Ce sac en papier kraft muni d’une poignée était couramment nommé « sac à Tousignant », du nom de ces petites épiceries de quartier.

Des sacs résistants et durables

Sac à Tousignant

Sac en papier brun, avec des écritures rouges, de l’épicerie Tousignant & Frères. Des poignées en corde beige sont insérées dans le rebord en haut du sac.
Collection du Centre d’histoire de Montréal, don d’André Desaulniers. 2018.1.2.

Arborant des écritures bilingues, ce type de sac en papier était principalement apprécié pour sa durabilité. Munis d’une poignée en corde insérée dans un rebord renforcé, ces sacs étaient plus résistants que les sacs de papier conventionnels, les gens avaient donc coutume de les conserver à la maison. L’expression « sac à Tousignant » est restée et apparaît d’ailleurs dans certaines œuvres littéraires québécoises, telles que les Chroniques du Plateau Mont-Royal de Michel Tremblay : « Il se souvient très bien de l’exaltation qu’il avait ressentie quand il s’était retrouvé rue Sherbrooke avec son gros volume dans son sac à Tousignant ».

Tousignant & Frères, des épiceries de quartier

Épicerie Tousignant

Photographie noir et blanc d’une vitrine avec un étalage de produits en conserve de la marque Heinz. Sur le rebord de la vitrine, il est écrit « Marché à beurre et provisions ».
BAnQ Vieux-Montréal.

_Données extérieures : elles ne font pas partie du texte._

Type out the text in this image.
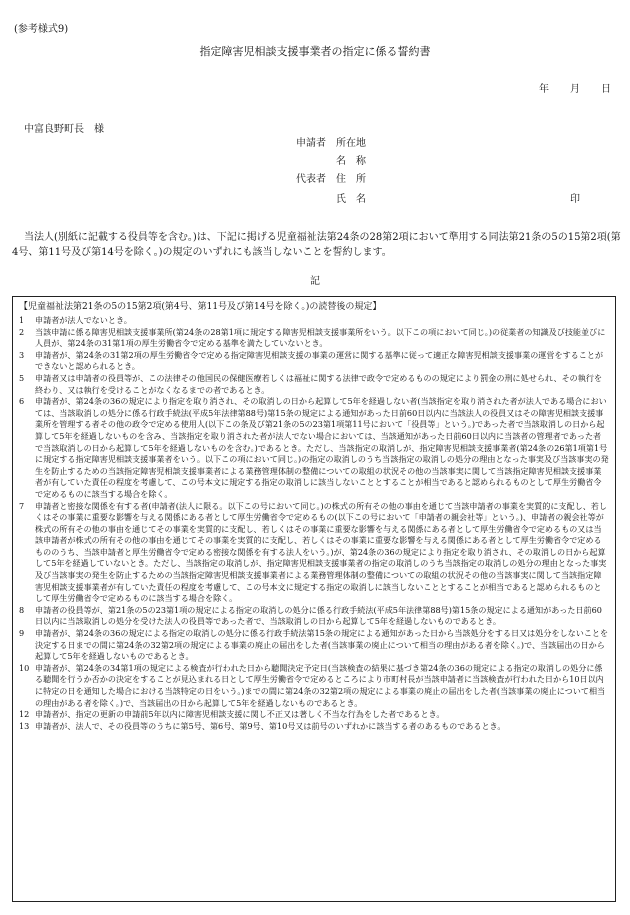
(参考様式9)
指定障害児相談支援事業者の指定に係る誓約書
年 月 日
中富良野町長　様
申請者 所在地
名　称
代表者 住　所
氏　名	印

当法人(別紙に記載する役員等を含む。)は、下記に掲げる児童福祉法第24条の28第2項において準用する同法第21条の5の15第2項(第4号、第11号及び第14号を除く。)の規定のいずれにも該当しないことを誓約します。

記

【児童福祉法第21条の5の15第2項(第4号、第11号及び第14号を除く。)の読替後の規定】

1 申請者が法人でないとき。

2 当該申請に係る障害児相談支援事業所(第24条の28第1項に規定する障害児相談支援事業所をいう。以下この項において同じ。)の従業者の知識及び技能並びに人員が、第24条の31第1項の厚生労働省令で定める基準を満たしていないとき。

3 申請者が、第24条の31第2項の厚生労働省令で定める指定障害児相談支援の事業の運営に関する基準に従って適正な障害児相談支援事業の運営をすることができないと認められるとき。

5 申請者又は申請者の役員等が、この法律その他国民の保健医療若しくは福祉に関する法律で政令で定めるものの規定により罰金の刑に処せられ、その執行を終わり、又は執行を受けることがなくなるまでの者であるとき。

6 申請者が、第24条の36の規定により指定を取り消され、その取消しの日から起算して5年を経過しない者(当該指定を取り消された者が法人である場合においては、当該取消しの処分に係る行政手続法(平成5年法律第88号)第15条の規定による通知があった日前60日以内に当該法人の役員又はその障害児相談支援事業所を管理する者その他の政令で定める使用人(以下この条及び第21条の5の23第1項第11号において「役員等」という。)であった者で当該取消しの日から起算して5年を経過しないものを含み、当該指定を取り消された者が法人でない場合においては、当該通知があった日前60日以内に当該者の管理者であった者で当該取消しの日から起算して5年を経過しないものを含む。)であるとき。ただし、当該指定の取消しが、指定障害児相談支援事業者(第24条の26第1項第1号に規定する指定障害児相談支援事業者をいう。以下この項において同じ。)の指定の取消しのうち当該指定の取消しの処分の理由となった事実及び当該事実の発生を防止するための当該指定障害児相談支援事業者による業務管理体制の整備についての取組の状況その他の当該事実に関して当該指定障害児相談支援事業者が有していた責任の程度を考慮して、この号本文に規定する指定の取消しに該当しないこととすることが相当であると認められるものとして厚生労働省令で定めるものに該当する場合を除く。

7 申請者と密接な関係を有する者(申請者(法人に限る。以下この号において同じ。)の株式の所有その他の事由を通じて当該申請者の事業を実質的に支配し、若しくはその事業に重要な影響を与える関係にある者として厚生労働省令で定めるもの(以下この号において「申請者の親会社等」という。)、申請者の親会社等が株式の所有その他の事由を通じてその事業を実質的に支配し、若しくはその事業に重要な影響を与える関係にある者として厚生労働省令で定めるもの又は当該申請者が株式の所有その他の事由を通じてその事業を実質的に支配し、若しくはその事業に重要な影響を与える関係にある者として厚生労働省令で定めるもののうち、当該申請者と厚生労働省令で定める密接な関係を有する法人をいう。)が、第24条の36の規定により指定を取り消され、その取消しの日から起算して5年を経過していないとき。ただし、当該指定の取消しが、指定障害児相談支援事業者の指定の取消しのうち当該指定の取消しの処分の理由となった事実及び当該事実の発生を防止するための当該指定障害児相談支援事業者による業務管理体制の整備についての取組の状況その他の当該事実に関して当該指定障害児相談支援事業者が有していた責任の程度を考慮して、この号本文に規定する指定の取消しに該当しないこととすることが相当であると認められるものとして厚生労働省令で定めるものに該当する場合を除く。

8 申請者の役員等が、第21条の5の23第1項の規定による指定の取消しの処分に係る行政手続法(平成5年法律第88号)第15条の規定による通知があった日前60日以内に当該取消しの処分を受けた法人の役員等であった者で、当該取消しの日から起算して5年を経過しないものであるとき。

9 申請者が、第24条の36の規定による指定の取消しの処分に係る行政手続法第15条の規定による通知があった日から当該処分をする日又は処分をしないことを決定する日までの間に第24条の32第2項の規定による事業の廃止の届出をした者(当該事業の廃止について相当の理由がある者を除く。)で、当該届出の日から起算して5年を経過しないものであるとき。

10 申請者が、第24条の34第1項の規定による検査が行われた日から聴聞決定予定日(当該検査の結果に基づき第24条の36の規定による指定の取消しの処分に係る聴聞を行うか否かの決定をすることが見込まれる日として厚生労働省令で定めるところにより市町村長が当該申請者に当該検査が行われた日から10日以内に特定の日を通知した場合における当該特定の日をいう。)までの間に第24条の32第2項の規定による事業の廃止の届出をした者(当該事業の廃止について相当の理由がある者を除く。)で、当該届出の日から起算して5年を経過しないものであるとき。

12 申請者が、指定の更新の申請前5年以内に障害児相談支援に関し不正又は著しく不当な行為をした者であるとき。

13 申請者が、法人で、その役員等のうちに第5号、第6号、第9号、第10号又は前号のいずれかに該当する者のあるものであるとき。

Fonds Conrad Poirier. P48,S1,P10268.
La première épicerie Tousignant & Frères ouvre ses portes en 1916 sur la rue Saint-Hubert. En ce début du XXe siècle, les épiceries, ces petits commerces indépendants, se multiplient aux coins des rues montréalaises. Prenant le relais des magasins généraux, celles-ci offrent principalement des produits alimentaires, tels que du beurre, des œufs, des confitures, du café, et même du « catsup » (ou ketchup). Plusieurs se souviennent que le beurre y était conservé en gros blocs derrière le comptoir et vendu en vrac. Les clients pouvaient ainsi le commander à la livre et leur portion était emballée dans du papier ciré.

À partir des années 1920, les chaînes commencent à faire leur apparition. On pense bien sûr aux grands noms Dominion et Steinberg qui prendront davantage d’importance après la Deuxième Guerre mondiale. Tousignant & Frères grandit également et, vers 1945, possède 11 commerces situés sur des artères importantes : la rue Saint-Hubert, la rue Masson, l’avenue du Mont-Royal, le boulevard Saint-Laurent, la rue Sainte-Catherine, la rue Ontario ainsi que la rue Wellington, à Verdun. Une dernière succursale s’installe quelque temps sur la rue Monk, au milieu des années 1950.

La fin des épiceries Tousignant & Frères

Progressivement, la pression des grandes chaînes et des supermarchés entraîne la fermeture de la plupart des épiceries indépendantes. Ayant de plus grands espaces, les supermarchés peuvent offrir une plus grande variété d’aliments à de meilleurs prix. La dernière épicerie Tousignant & Frères ferme en 1966, soit trois ans après un malheureux événement. Le propriétaire, Yvon Tousignant, âgé de 49 ans, est assassiné sur la rue Wellington alors qu’il allait déposer à la banque les revenus de son commerce. Le drame a eu lieu le 26 octobre 1963.

Anachronisme publicitaire

Avez-vous remarqué le blason au centre du sac? Il s’agit de l’ancien blason des provinces du Dominion du Canada en 1873. C’est un anachronisme, puisque le sac lui-même date des années 1940, ce qu’il est possible d’affirmer par les adresses des magasins énumérées au bas du sac. La présence du blason n’est probablement qu’un choix esthétique du propriétaire ou de l’imprimeur.

De plus, bien que le sac présente deux orthographes, ketchup et catsup, il ne s’agit pas d’une traduction anglais-français du mot. Catsup était un terme couramment utilisé dans les deux langues, jusqu’à ce que la marque américaine Heinz popularise l’épellation ketchup pour son condiment le plus fameux dans les années 1980.

L’objet

Nom : Sac en papier
Numéro d’inventaire : 2018.1.2
Matériau(x) : papier; textile
Dimensions : 40 x 37,8 x 1 cm
Année ou période : entre 1945 et 1966
Donateur ou donatrice : André Desaulniers

Références bibliographiques

BURGESS, Joanne. Nourrir le quartier, nourrir la ville, Montréal, Écomusée du fier monde, 2017, 71 p.

TREMBLAY, Michel. Un objet de beauté, Leméac Éditeur, 1997, 312 p.

« Deux meurtres dans la région métropolitaine », La Presse, 80e année, no 12, lundi 28 octobre 1963, p. 3.